Now examine the costs of the current prohibition. In the Golden State, taxpayers spend $300 million annually to arrest and prosecute 60,000 people — largely Latinos and African-Americans — for possessing minor, recreational-use amounts of marijuana. Prohibition is also starting to empower and embolden the Mexican drug cartels which haul in between 60-70% of their total revenue from the exportation of marijuana to the US and have basically turned Mexico into a “narco” state.

The doctor feels there is an alternative. It is the passage of Proposition 19, which would legalize, regulate and tax the adult possession, use, production and distribution of marijuana in a manner similar to alcohol. After reading over the recent RAND Drug Policy Research Center report on the financial impact of Proposition 19, it reaffirmed for Bedard the belief that the legalization and regulation of marijuana would make our communities safer and more just. According to RAND, fewer than 200 total patients were admitted to California hospitals in 2008 for “marijuana abuse or dependence.” This number is drastically lower in comparison to recorded cases of alcohol related health issues and concerns. In over 35 years as an emergency physician in busy ERs in Northern California, Dr. Bedard had never needed to admit a patient due to an adverse reaction or medical problem caused by marijuana.

In comparing the numbers of health care concerns of marijuana to that of alcohol,  the heavily slanted results in favor of the former is absolutely startling. In 2006, there were 72,771 hospitalizations in California related to the use of alcohol.
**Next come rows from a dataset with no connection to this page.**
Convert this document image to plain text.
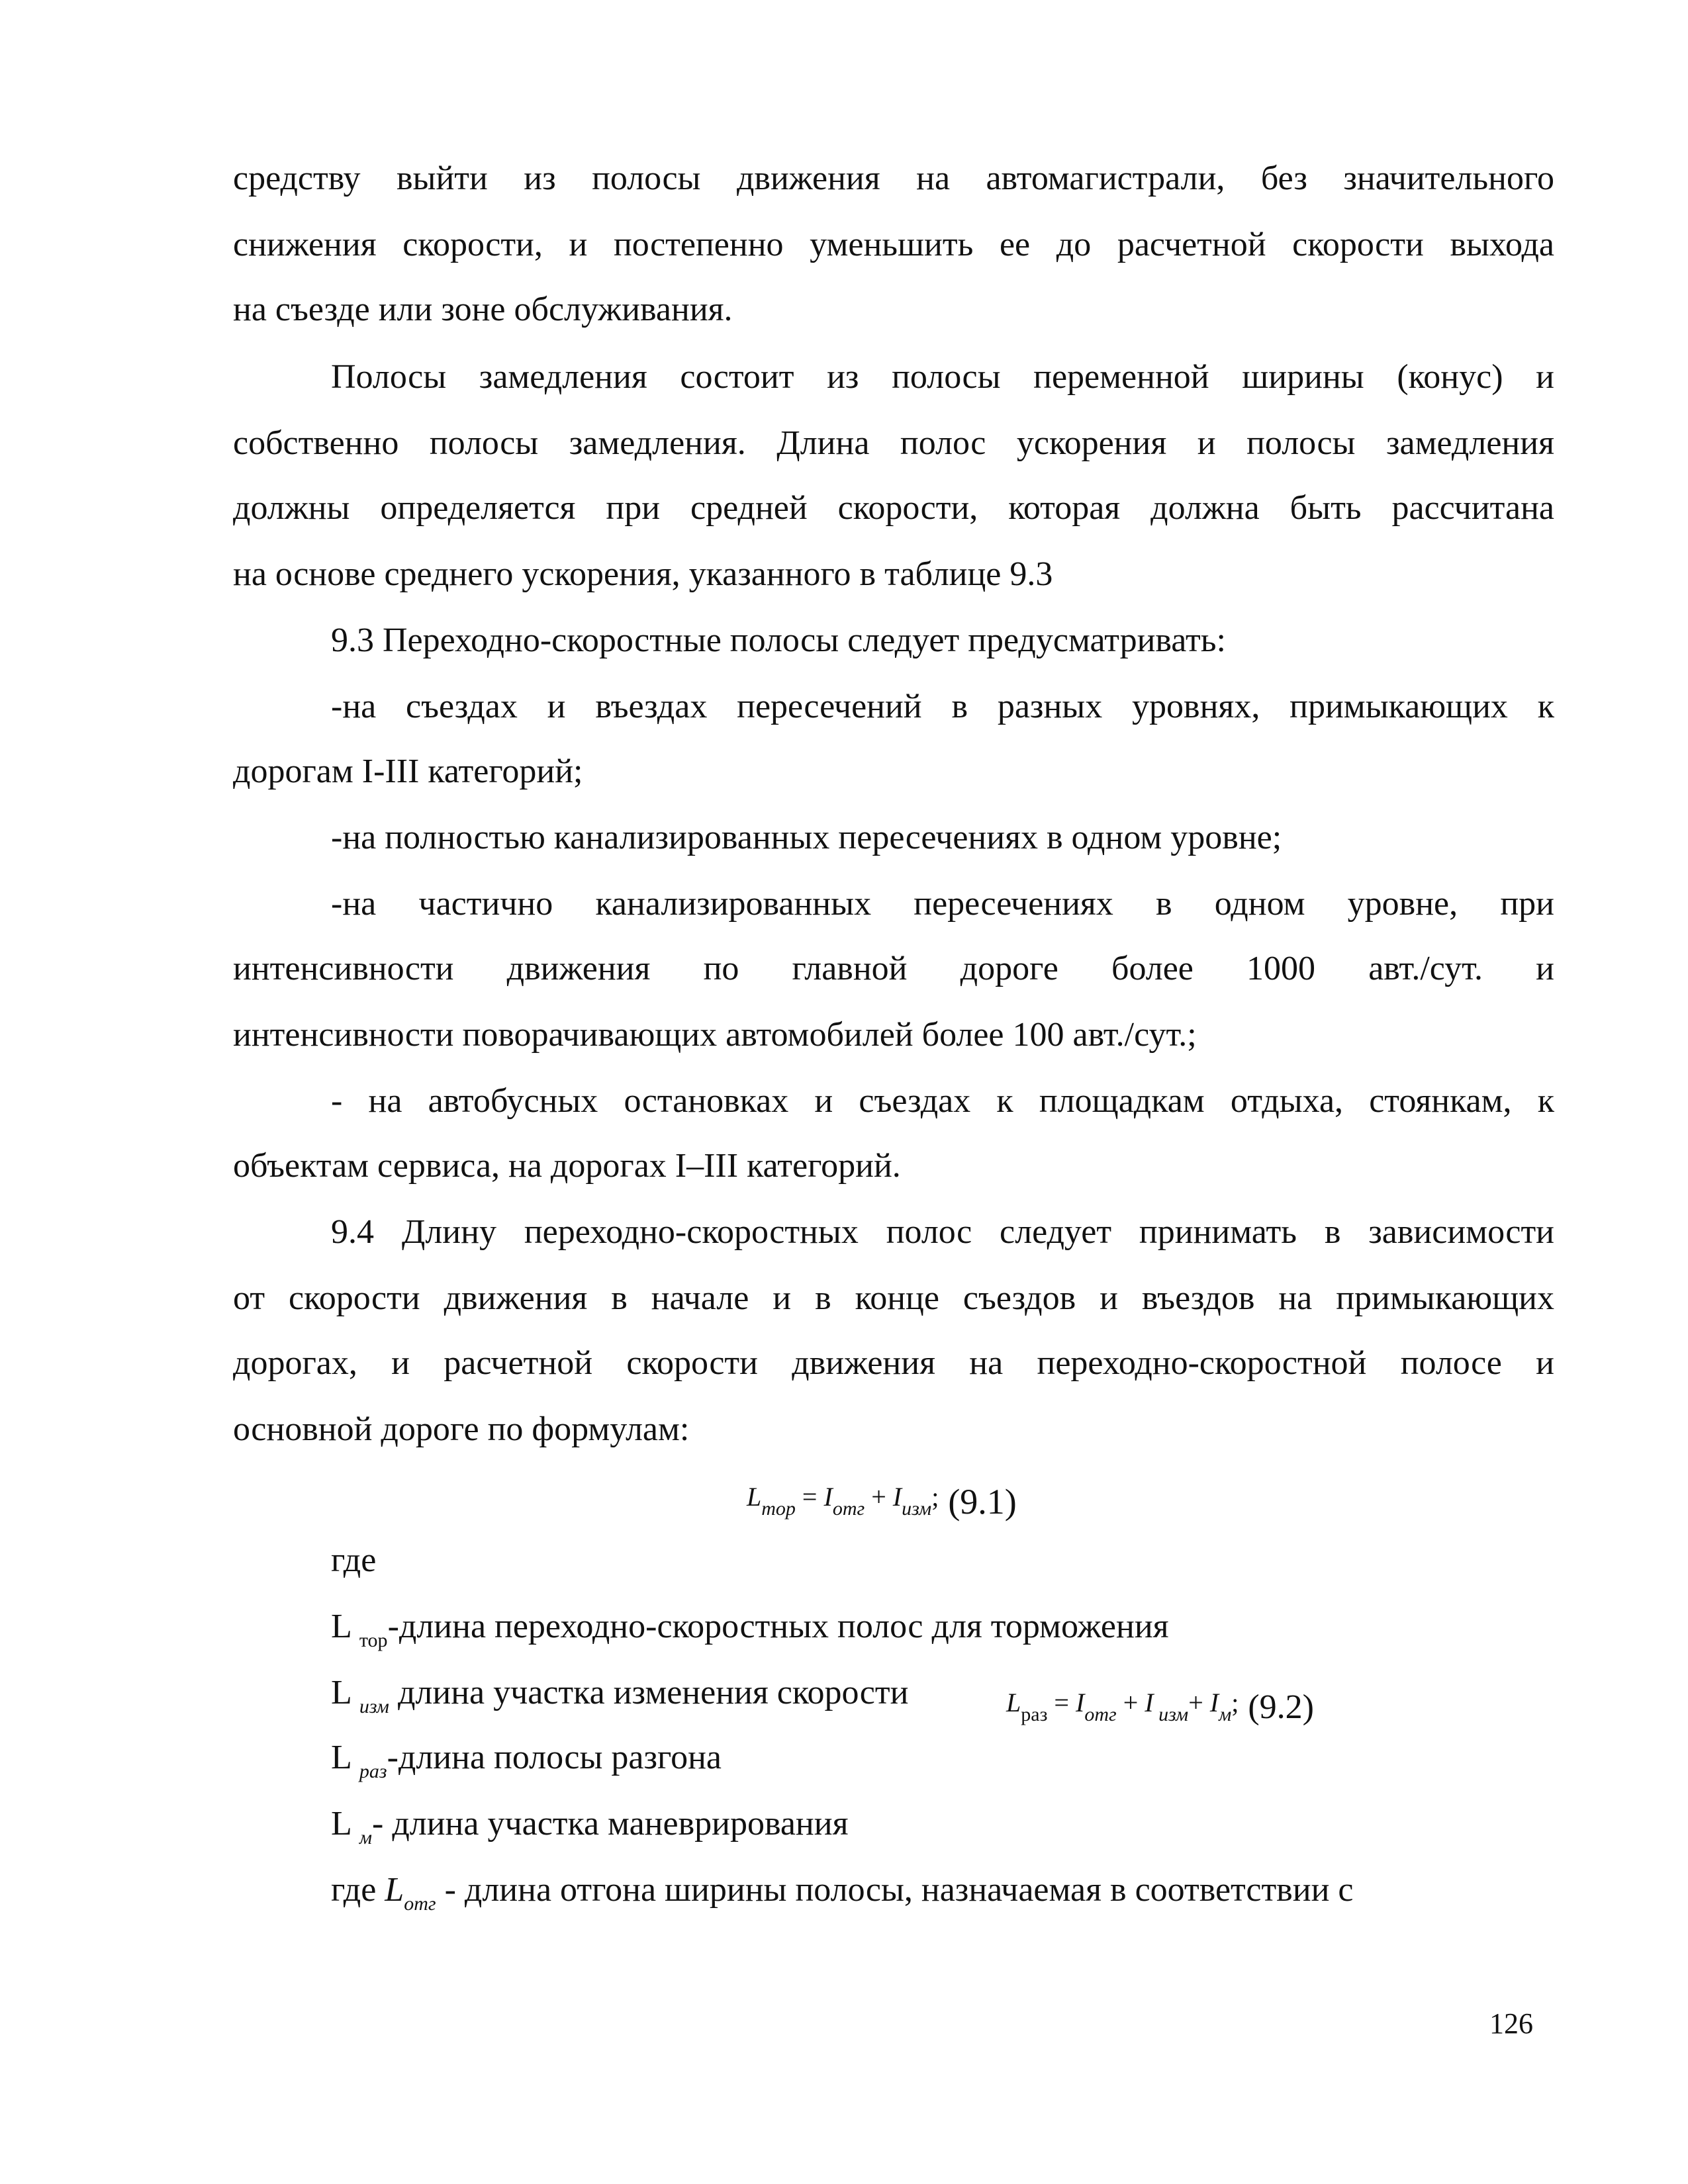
средству выйти из полосы движения на автомагистрали, без значительного
снижения скорости, и постепенно уменьшить ее до расчетной скорости выхода
на съезде или зоне обслуживания.
Полосы замедления состоит из полосы переменной ширины (конус) и
собственно полосы замедления. Длина полос ускорения и полосы замедления
должны определяется при средней скорости, которая должна быть рассчитана
на основе среднего ускорения, указанного в таблице 9.3
9.3 Переходно-скоростные полосы следует предусматривать:
-на съездах и въездах пересечений в разных уровнях, примыкающих к
дорогам I-III категорий;
-на полностью канализированных пересечениях в одном уровне;
-на частично канализированных пересечениях в одном уровне, при
интенсивности движения по главной дороге более 1000 авт./сут. и
интенсивности поворачивающих автомобилей более 100 авт./сут.;
- на автобусных остановках и съездах к площадкам отдыха, стоянкам, к
объектам сервиса, на дорогах I–III категорий.
9.4 Длину переходно-скоростных полос следует принимать в зависимости
от скорости движения в начале и в конце съездов и въездов на примыкающих
дорогах, и расчетной скорости движения на переходно-скоростной полосе и
основной дороге по формулам:
Lтор = Iотг + Iизм; (9.1)
где
L $_{тор}$-длина переходно-скоростных полос для торможения
L $_{изм}$ длина участка изменения скорости	Lраз = Iотг + I изм+ Iм; (9.2)
L $_{раз}$-длина полосы разгона
L $_м$- длина участка маневрирования
где $L_{отг}$ - длина отгона ширины полосы, назначаемая в соответствии с
126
Of these, 34,292 cases were due to illnesses or chronic conditions caused by alcohol consumption (HELLO…Does anyone else notice there is a STAGGERING difference in these numbers??)

This total is roughly 200 times the number of hospital admissions associated with marijuana!!!

From a physician’s perspective, detrimental side effects from using marijuana are considerd only minor ailments. The supposed cure, “criminalization”, is like the IV administration of a toxic, expensive antibiotic to treat a cold. An adverse effect of the inappropriate and ineffective use of antibiotics is the growth of drug-resistant bacteria. That is fancy doctor talk for YOU ARE NOT FIXING THE PROBLEM!!!!!!

The adverse effect of criminalization of cannabis is that is stigmatizes 60,000 people a year as criminals.
Bedard stated, “As emergency physicians, we are the ultimate realists. We know that the prohibition of marijuana is a failed public health policy.” California’s nearly 100-year-old war on marijuana is an expensive failure. Let’s get real folks; legalize, regulate, control and tax marijuana — not just in California but in every state in America. Dr. Bedard finished by saying, “As physicians we know the best way to deal with marijuana dependency is by education and treatment, not by criminalization.”

Amen Doctor Bedard….

New York State

It seems that the majority of New Yorkers who participated in a survey favor some system of medical marijuana. A poll released today by Cornell University found that nearly two-thirds (64%) of New Yorkers are in favor of legalizing marijuana for medical use. The poll results are similar to a Quinnipiac poll in February that measured support at 71%.

Despite broad public support, making proposed medical marijuana a reality failed to pass either chamber of the New York legislature this year. For a dozen years, proponents have pushed medical marijuana bills, and twice the Assembly has approved them only to see them die in the Senate.
That was understandable when the Senate was controlled by Republicans, but with the heavily liberal current Congress, the reasoning for the road blocks is less clear now.

Medical marijuana won majority support across every age group, and was 65% or higher for every age group except those over 65, where support declined to 52%. It also won majority support across every income bracket, increasing steadily from 53% among those making less than $30,000 a year to 73% among those making more than $100,000 a year.